Date of Award


Document Type



Edith Cowan University

Degree Name

Master of Criminal Justice by Research


School of Arts and Humanities

First Supervisor

Cath Ferguson


Mobile phone use while driving has been an emerging issue for road safety in recent years. The development of new technology has meant that users are more connected to their devices than ever before. This has led to use while driving despite the illegality of this behaviour. In this research, three mobile phone use behaviours were investigated: making/receiving calls; creating/sending text messages, and accessing social media. Through application of the Theory of Planned Behavior (TPB), an online survey was developed. Five hundred and fifty-nine university students including 193 young respondents (aged 17 – 25) responded to investigate attitudes, subjective norms, perceived behavioural control, and intentions towards using a mobile phone while driving. Knowledge of legislation, attitudes towards the law, penalties, and police enforcement was also explored. Chi-square tests, independent t-tests, and hierarchical multiple regression analysed the influence of the TPB components relative to demographic variables, crash, and enforcement history. Results confirm the relevance of TPB to investigate mobile phone use while driving in Western Australia. High occurrences of mobile phone use while driving were found despite respondents expressing negative attitudes, social norms (subjective norms) and low perceived control towards the behaviours as 76.16% of young respondents had used a mobile phone while driving at least once.

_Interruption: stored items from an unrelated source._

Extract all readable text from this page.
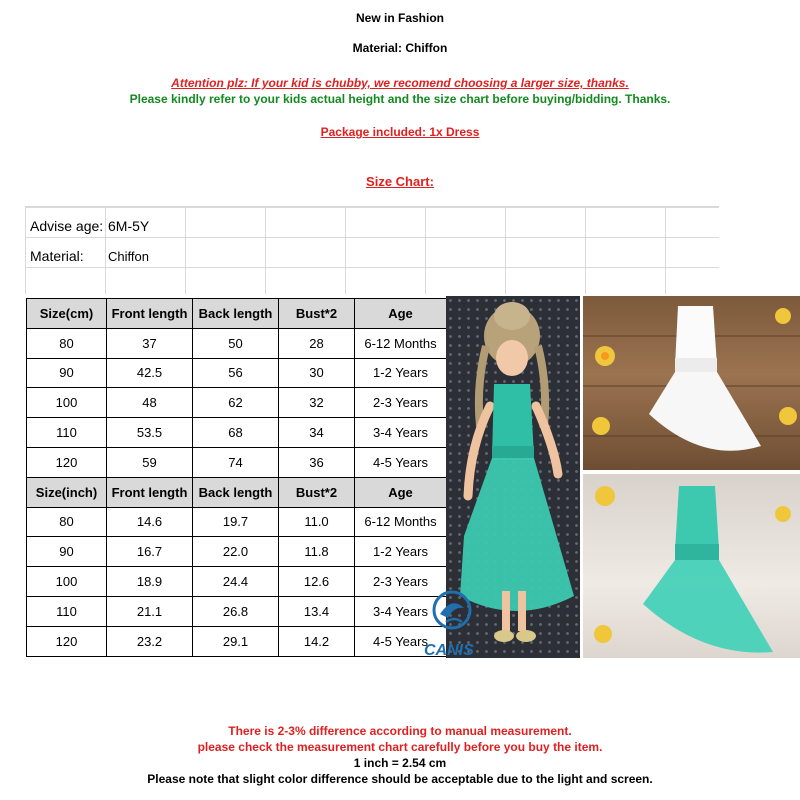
New in Fashion
Material: Chiffon
Attention plz: If your kid is chubby, we recomend choosing a larger size, thanks.
Please kindly refer to your kids actual height and the size chart before buying/bidding. Thanks.
Package included: 1x Dress
Size Chart:
Advise age: 6M-5Y
Material: Chiffon
Size(cm)	Front length	Back length	Bust*2	Age
80	37	50	28	6-12 Months
90	42.5	56	30	1-2 Years
100	48	62	32	2-3 Years
110	53.5	68	34	3-4 Years
120	59	74	36	4-5 Years
Size(inch)	Front length	Back length	Bust*2	Age
80	14.6	19.7	11.0	6-12 Months
90	16.7	22.0	11.8	1-2 Years
100	18.9	24.4	12.6	2-3 Years
110	21.1	26.8	13.4	3-4 Years
120	23.2	29.1	14.2	4-5 Years
CANIS
There is 2-3% difference according to manual measurement.
please check the measurement chart carefully before you buy the item.
1 inch = 2.54 cm
Please note that slight color difference should be acceptable due to the light and screen.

Through hierarchical multiple regression, the TPB components predicted low intention to engage in mobile phone use while driving to make/receive calls, create/send text messages and access social media in the next week. In addition, most respondents had not suffered social (road crashes or hospitalisation from road crashes) and legal (receiving a caution or infringement) consequences as a result of using a mobile phone while driving. Road safety stakeholders and the research field will benefit from this research as it fills the gap of knowledge in a Western Australian context, particularly on the use of social media while driving.